The task for those who are well informed on the issues is to find those new ways to deliver messages of change without scaring away or turning off potential listeners.
If everyone could quietly motivate one or two others in their own circles, there would be great results.
* – About the title: As I read Carol’s comments about her rural community, I thought about my rural roots and a particular relative who had a “can do” attitude when it came to fixing some old piece of machinery that had broken down.  One way or another he’d “get ‘er done” and get the machine working again.  Politically, however, he had more of a “can don’t” attitude.  Beyond voting, which he always did, and attending lots of meetings, he felt he had no power in politics, and by his inactions proved his point.  He left his “can do” on the farm, in the machine shed….

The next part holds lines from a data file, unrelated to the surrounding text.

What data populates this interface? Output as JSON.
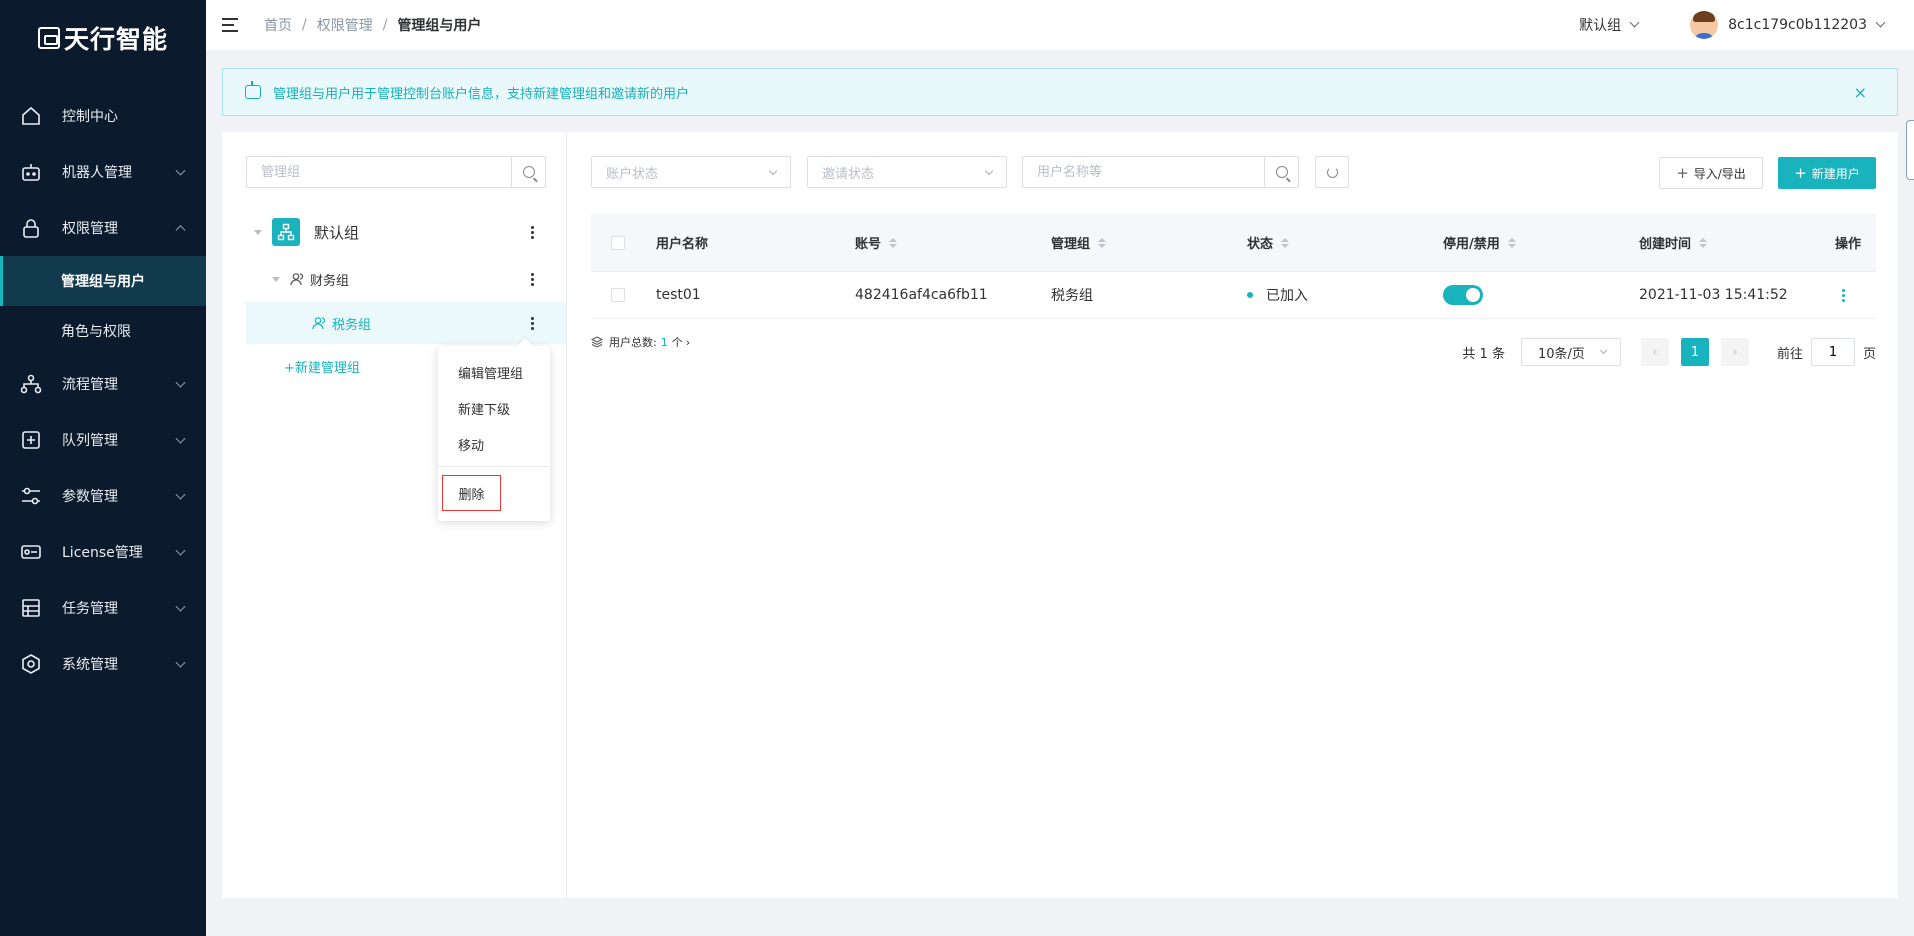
{
  "brand": {
    "name": "天行智能"
  },
  "sidebar": {
    "items": [
      {
        "label": "控制中心",
        "icon": "home-icon",
        "has_arrow": false
      },
      {
        "label": "机器人管理",
        "icon": "robot-icon",
        "has_arrow": true
      },
      {
        "label": "权限管理",
        "icon": "lock-icon",
        "has_arrow": true,
        "expanded": true,
        "children": [
          {
            "label": "管理组与用户",
            "active": true
          },
          {
            "label": "角色与权限",
            "active": false
          }
        ]
      },
      {
        "label": "流程管理",
        "icon": "flow-icon",
        "has_arrow": true
      },
      {
        "label": "队列管理",
        "icon": "queue-icon",
        "has_arrow": true
      },
      {
        "label": "参数管理",
        "icon": "sliders-icon",
        "has_arrow": true
      },
      {
        "label": "License管理",
        "icon": "license-icon",
        "has_arrow": true
      },
      {
        "label": "任务管理",
        "icon": "task-icon",
        "has_arrow": true
      },
      {
        "label": "系统管理",
        "icon": "settings-hex-icon",
        "has_arrow": true
      }
    ]
  },
  "header": {
    "breadcrumb": [
      "首页",
      "权限管理",
      "管理组与用户"
    ],
    "group_select": "默认组",
    "user_name": "8c1c179c0b112203"
  },
  "alert": {
    "text": "管理组与用户用于管理控制台账户信息，支持新建管理组和邀请新的用户",
    "close": "×"
  },
  "tree": {
    "search_placeholder": "管理组",
    "root": {
      "label": "默认组"
    },
    "nodes": [
      {
        "label": "财务组"
      },
      {
        "label": "税务组",
        "selected": true
      }
    ],
    "add_group": "+新建管理组",
    "context_menu": {
      "items": [
        "编辑管理组",
        "新建下级",
        "移动"
      ],
      "delete": "删除"
    }
  },
  "filters": {
    "account_status_placeholder": "账户状态",
    "invite_status_placeholder": "邀请状态",
    "user_search_placeholder": "用户名称等",
    "import_export": "导入/导出",
    "new_user": "新建用户"
  },
  "table": {
    "columns": [
      "用户名称",
      "账号",
      "管理组",
      "状态",
      "停用/禁用",
      "创建时间",
      "操作"
    ],
    "rows": [
      {
        "name": "test01",
        "account": "482416af4ca6fb11",
        "group": "税务组",
        "status": "已加入",
        "enabled": true,
        "created": "2021-11-03 15:41:52"
      }
    ]
  },
  "summary": {
    "label": "用户总数:",
    "count": "1",
    "unit": "个"
  },
  "pagination": {
    "total": "共 1 条",
    "page_size": "10条/页",
    "current_page": "1",
    "goto_label": "前往",
    "goto_value": "1",
    "goto_suffix": "页"
  },
  "colors": {
    "accent": "#19b3bd",
    "sidebar_bg": "#0b1a2c",
    "active_menu_bg": "#113a4c",
    "danger_border": "#e53935"
  }
}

** – I know a person who has a six figure annual income, and a financial portfolio that even today is worth well over a million dollars.  Nonetheless this person considers herself “poor”.  She doesn’t think she can afford to furnish her apartment; she rails about taxes – they encroach on her wealth (and security).  She has been told by her financial advisor that she needs “x” million in savings to have an adequate retirement, and obsesses about this number.  My prediction is that this threshold number will continue to increase, and regardless of her wealth, she’ll never reach her goal, and always consider herself to be poor.